Gecikme faizi konusunda vergi idaresi tarafından yapılan uygulama aşağıda açıklanmıştır
Mükelleflerin kanuni sürede veya Vergi Usul Kanununun 342. maddesinde belirtilen süre içerisinde verdikleri veraset ve intikal vergisi beyannamesine göre mükellef beyanı üzerine yapılan ilk tarhiyattan sonra re’sen, ikmalen veya idarece tarhiyat yapılmış olması halinde, tarh olunan vergiye ilk tarhiyatın vade tarihinden ikmalen, re’sen veya idarece yapılan tarhiyatın tahakkuk tarihine kadar geçen süre için taksit zamanları dikkate alınmak suretiyle gecikme faizi hesaplanmaktadır.

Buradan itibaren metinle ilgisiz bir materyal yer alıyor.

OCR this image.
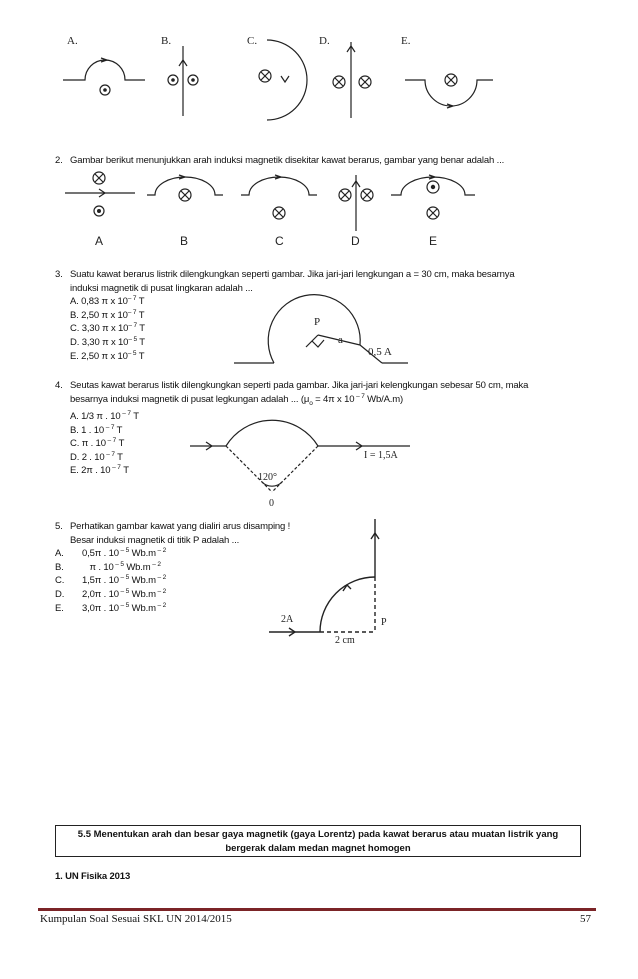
A.	B.	C.	D.	E.
2. Gambar berikut menunjukkan arah induksi magnetik disekitar kawat berarus, gambar yang benar adalah ...
A	B	C	D	E
3. Suatu kawat berarus listrik dilengkungkan seperti gambar. Jika jari-jari lengkungan a = 30 cm, maka besarnya
induksi magnetik di pusat lingkaran adalah ...
A. 0,83 π x $10^{- 7}$ T
B. 2,50 π x $10^{- 7}$ T
C. 3,30 π x $10^{- 7}$ T
D. 3,30 π x $10^{- 5}$ T
E. 2,50 π x $10^{- 5}$ T
P
a
0,5 A
4. Seutas kawat berarus listik dilengkungkan seperti pada gambar. Jika jari-jari kelengkungan sebesar 50 cm, maka
besarnya induksi magnetik di pusat legkungan adalah ... ($\mu_o = 4\pi$ x 10 $^{- 7}$ Wb/A.m)
A. 1/3 π . 10 $^{- 7}$ T
B. 1 . 10 $^{- 7}$ T
C. π . 10 $^{- 7}$ T
D. 2 . 10 $^{- 7}$ T
E. 2π . 10 $^{- 7}$ T
120°
I = 1,5A
0
5. Perhatikan gambar kawat yang dialiri arus disamping !
Besar induksi magnetik di titik P adalah ...
A. 0,5π . 10 $^{- 5}$ Wb.m $^{- 2}$
B.   π . 10 $^{- 5}$ Wb.m $^{- 2}$
C. 1,5π . 10 $^{- 5}$ Wb.m $^{- 2}$
D. 2,0π . 10 $^{- 5}$ Wb.m $^{- 2}$
E. 3,0π . 10 $^{- 5}$ Wb.m $^{- 2}$
2A	P
2 cm
5.5 Menentukan arah dan besar gaya magnetik (gaya Lorentz) pada kawat berarus atau muatan listrik yang
bergerak dalam medan magnet homogen
1. UN Fisika 2013
Kumpulan Soal Sesuai SKL UN 2014/2015	57
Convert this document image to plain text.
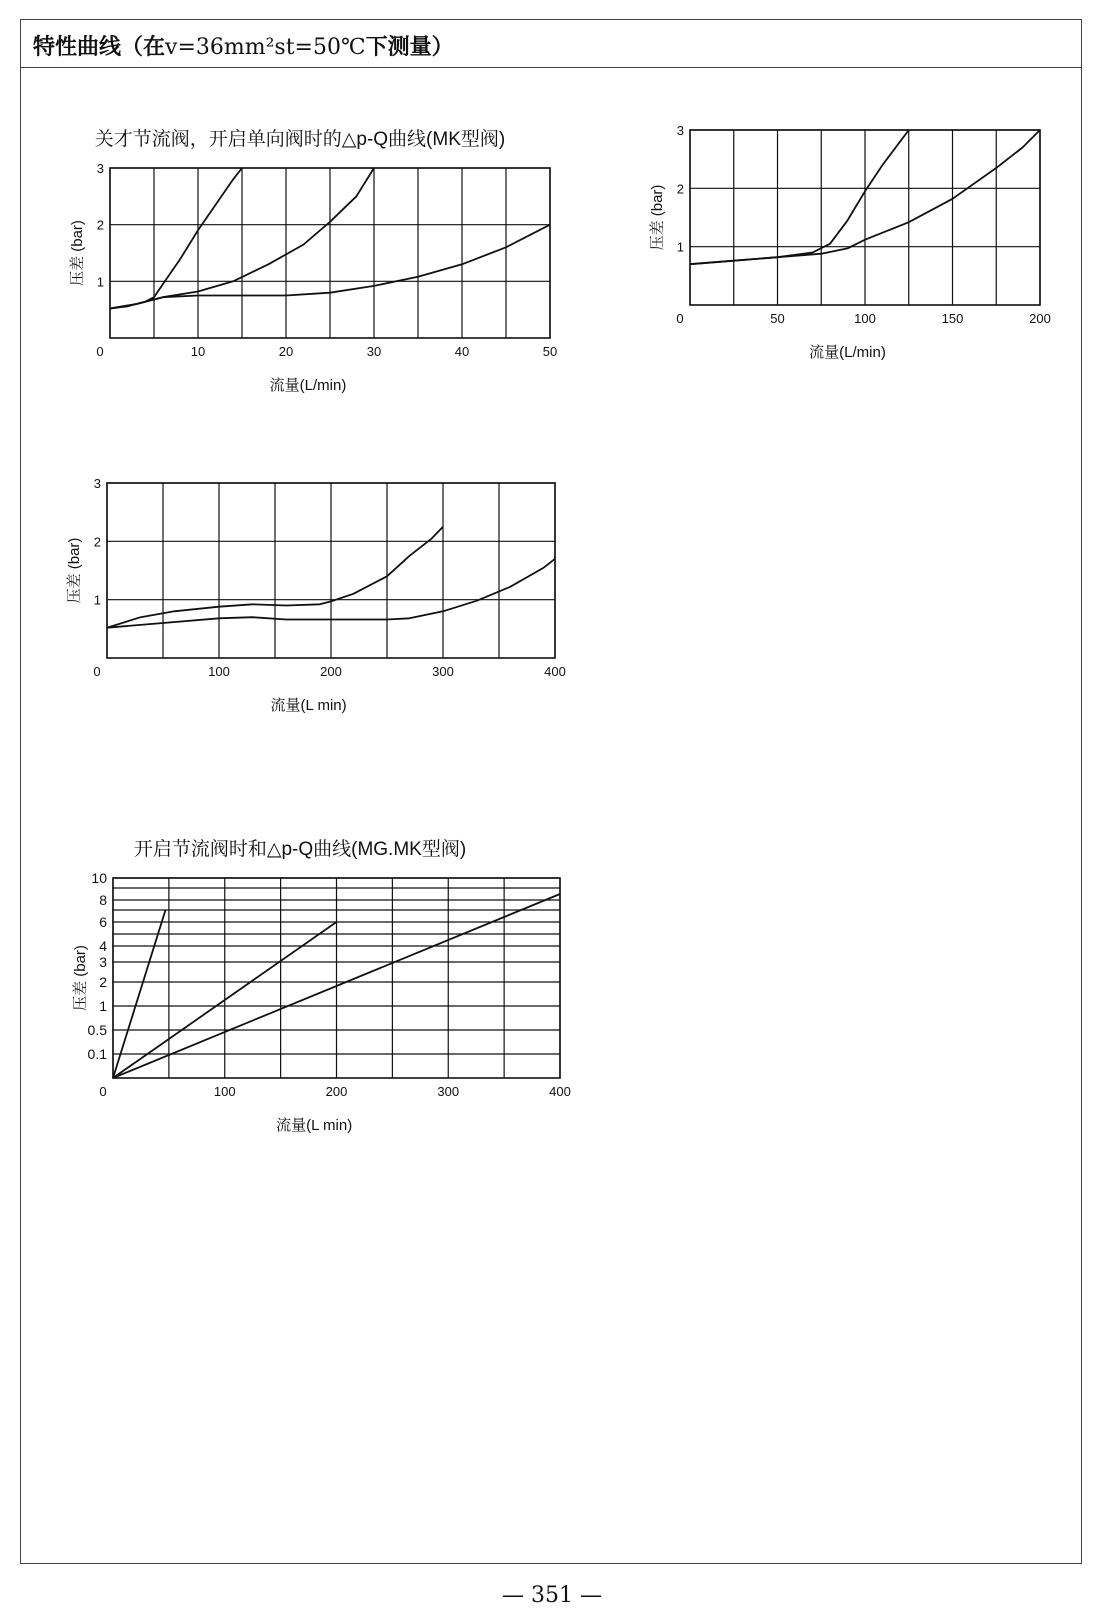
特性曲线（在v=36mm²st=50℃下测量）
关才节流阀，开启单向阀时的△p-Q曲线(MK型阀)
0	10	20	30	40	50
1
2
3
流量(L/min)
压差 (bar)
0	50	100	150	200
1
2
3
流量(L/min)
压差 (bar)
0	100	200	300	400
1
2
3
流量(L min)
压差 (bar)
开启节流阀时和△p-Q曲线(MG.MK型阀)
0	100	200	300	400
0.1
0.5
1
2
3
4
6
8
10
流量(L min)
压差 (bar)
— 351 —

Yukarıdaki paragrafta yer verildiği üzere vergi idaresi ikinci tarhiyatta bulduğu farklar üzerinden gecikme faizi hesaplıyor ve bunu mükelleften tahsil etme yoluna gidiyordu. Söz konusu durumlarda mükelleflerin dava yoluna gittiği ve idare aleyhine sonuçlandığı durumlara rastlanılmaktaydı. Gecikme faizinin iptali yönünde verilen İstanbul 8. Vergi Mahkemesinin 13/11/2015 tarih ve E:2015/1390, K:2015/2596 sayılı kararında özetle;
“Olayda, veraset ve intikal vergisine özgü ikmal tarhiyatı davacının vergilendirme ile ilgili ödevlerini yerine getirmemesinden veya eksik yerine getirmesinden değil, davalı idarenin davacıya murisinin terekesinden intikal eden hisse senetlerini farklı değerleme ölçüsünü esas alarak değerlemesinden kaynaklanmakta olup, davacının vergi ziyaına yol açacak nitelikte bir kusuru ve 213 sayılı Vergi Usul Kanunu’nda düzenlenen gecikme faizi hesaplanmasını gerektirecek bir vergi tarhiyatı bulunmaksızın davacı adına 2011 yılına ilişkin olarak tahakkuk ettirilen uyuşmazlık konusu gecikme faizinde hukuka uyarlık bulunmadığı gerekçesiyle uyuşmazlık konusu tahakkuk fişinin gecikme faizine isabet eden kısmının iptaline karar verilmiştir.”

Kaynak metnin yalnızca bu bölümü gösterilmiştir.